Fourier transformation of cosine

Question

I am trying to do the Fourier transformation of the expression $x(t) = 10 \cos(50\pi t)$; I have used the Euler representation to get as far as:

$$5\int_{-\infty}^{\infty}e^{-j50\pi t}e^{-j50\pi t}dt$$

Answer 1

Strictly speaking, this function does not have a Fourier transform. However, if we allow for more generalized functions, the following formula should get you to your answer: $$ \mathcal F\left[e^{i\omega_0 t}\right] = \int_{-\infty}^\infty e^{i\omega_0t}e^{-i\omega t}dt = 2\pi\delta(\omega - \omega_0), $$ where $\delta$ is the Dirac delta function.

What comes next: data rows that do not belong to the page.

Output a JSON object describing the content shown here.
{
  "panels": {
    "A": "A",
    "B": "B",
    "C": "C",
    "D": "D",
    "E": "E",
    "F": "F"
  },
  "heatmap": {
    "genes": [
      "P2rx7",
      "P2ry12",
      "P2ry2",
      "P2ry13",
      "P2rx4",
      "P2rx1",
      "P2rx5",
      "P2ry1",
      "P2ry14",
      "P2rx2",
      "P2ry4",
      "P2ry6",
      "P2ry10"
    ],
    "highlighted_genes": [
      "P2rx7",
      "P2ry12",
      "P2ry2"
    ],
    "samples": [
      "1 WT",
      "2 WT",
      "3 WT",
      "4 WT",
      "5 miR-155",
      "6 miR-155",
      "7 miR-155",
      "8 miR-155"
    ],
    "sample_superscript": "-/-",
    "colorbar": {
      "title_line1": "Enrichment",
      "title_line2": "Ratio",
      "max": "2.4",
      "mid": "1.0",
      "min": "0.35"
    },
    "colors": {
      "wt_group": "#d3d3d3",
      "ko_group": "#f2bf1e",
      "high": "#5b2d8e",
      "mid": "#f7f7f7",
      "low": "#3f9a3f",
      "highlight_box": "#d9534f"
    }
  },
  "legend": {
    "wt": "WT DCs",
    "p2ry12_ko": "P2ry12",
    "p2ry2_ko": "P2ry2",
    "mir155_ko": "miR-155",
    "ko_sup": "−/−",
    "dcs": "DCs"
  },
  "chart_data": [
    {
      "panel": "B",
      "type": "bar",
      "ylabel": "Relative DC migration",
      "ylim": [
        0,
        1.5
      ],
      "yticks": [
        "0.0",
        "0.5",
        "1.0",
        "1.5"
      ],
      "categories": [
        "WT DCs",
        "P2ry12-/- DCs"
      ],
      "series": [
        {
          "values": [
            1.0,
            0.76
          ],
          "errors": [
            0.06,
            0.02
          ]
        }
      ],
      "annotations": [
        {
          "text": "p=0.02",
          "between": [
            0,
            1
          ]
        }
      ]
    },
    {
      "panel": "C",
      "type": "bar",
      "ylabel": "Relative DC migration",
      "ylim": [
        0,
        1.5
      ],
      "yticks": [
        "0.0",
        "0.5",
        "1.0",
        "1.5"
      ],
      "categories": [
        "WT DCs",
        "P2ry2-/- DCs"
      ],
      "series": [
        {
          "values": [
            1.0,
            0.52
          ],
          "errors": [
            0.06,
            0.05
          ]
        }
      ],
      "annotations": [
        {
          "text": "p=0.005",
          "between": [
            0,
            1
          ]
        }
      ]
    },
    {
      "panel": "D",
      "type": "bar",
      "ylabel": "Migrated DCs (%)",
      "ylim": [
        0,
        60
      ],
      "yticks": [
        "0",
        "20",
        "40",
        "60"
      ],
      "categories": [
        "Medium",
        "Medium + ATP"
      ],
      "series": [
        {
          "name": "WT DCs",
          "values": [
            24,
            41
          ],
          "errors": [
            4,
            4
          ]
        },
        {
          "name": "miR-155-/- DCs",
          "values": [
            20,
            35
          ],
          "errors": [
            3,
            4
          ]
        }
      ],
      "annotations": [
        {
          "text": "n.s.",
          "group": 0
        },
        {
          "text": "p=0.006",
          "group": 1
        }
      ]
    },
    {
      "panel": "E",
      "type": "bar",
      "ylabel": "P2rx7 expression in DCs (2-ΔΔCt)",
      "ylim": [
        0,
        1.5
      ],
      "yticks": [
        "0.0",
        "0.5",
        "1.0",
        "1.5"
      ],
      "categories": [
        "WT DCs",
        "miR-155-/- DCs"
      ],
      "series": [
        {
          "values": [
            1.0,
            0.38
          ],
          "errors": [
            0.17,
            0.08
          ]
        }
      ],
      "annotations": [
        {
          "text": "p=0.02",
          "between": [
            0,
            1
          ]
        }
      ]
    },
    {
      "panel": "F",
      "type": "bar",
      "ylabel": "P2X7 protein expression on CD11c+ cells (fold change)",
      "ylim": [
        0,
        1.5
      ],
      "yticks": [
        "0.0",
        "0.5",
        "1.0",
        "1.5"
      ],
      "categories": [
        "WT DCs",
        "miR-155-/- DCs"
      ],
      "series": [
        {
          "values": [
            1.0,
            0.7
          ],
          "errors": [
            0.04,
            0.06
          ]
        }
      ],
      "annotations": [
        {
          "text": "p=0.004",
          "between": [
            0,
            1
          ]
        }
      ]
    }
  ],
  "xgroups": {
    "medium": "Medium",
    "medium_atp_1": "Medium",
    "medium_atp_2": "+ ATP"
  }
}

EDIT: So let me go into more detail about the delta function. The delta function is defined such that $\int_{-\infty}^\infty\delta(x)dx = 1$ and $\delta(x) = 0$ for all $x\ne0$*. Most importantly, the delta function has the property that $\int_{-\infty}^\infty f(x)\delta(x-x_0)dx = f(x_0)$. It is this property that makes the above formula work. If you apply the inverse Fourier transform to $2\pi\delta(\omega - \omega_0)$, you'll see it recovers $e^{i\omega t}$.

*You might notice at this point that no function could have such properties, and you'd be right: the delta function is not a function. But it has many of the same properties of a function so we call it that anyways.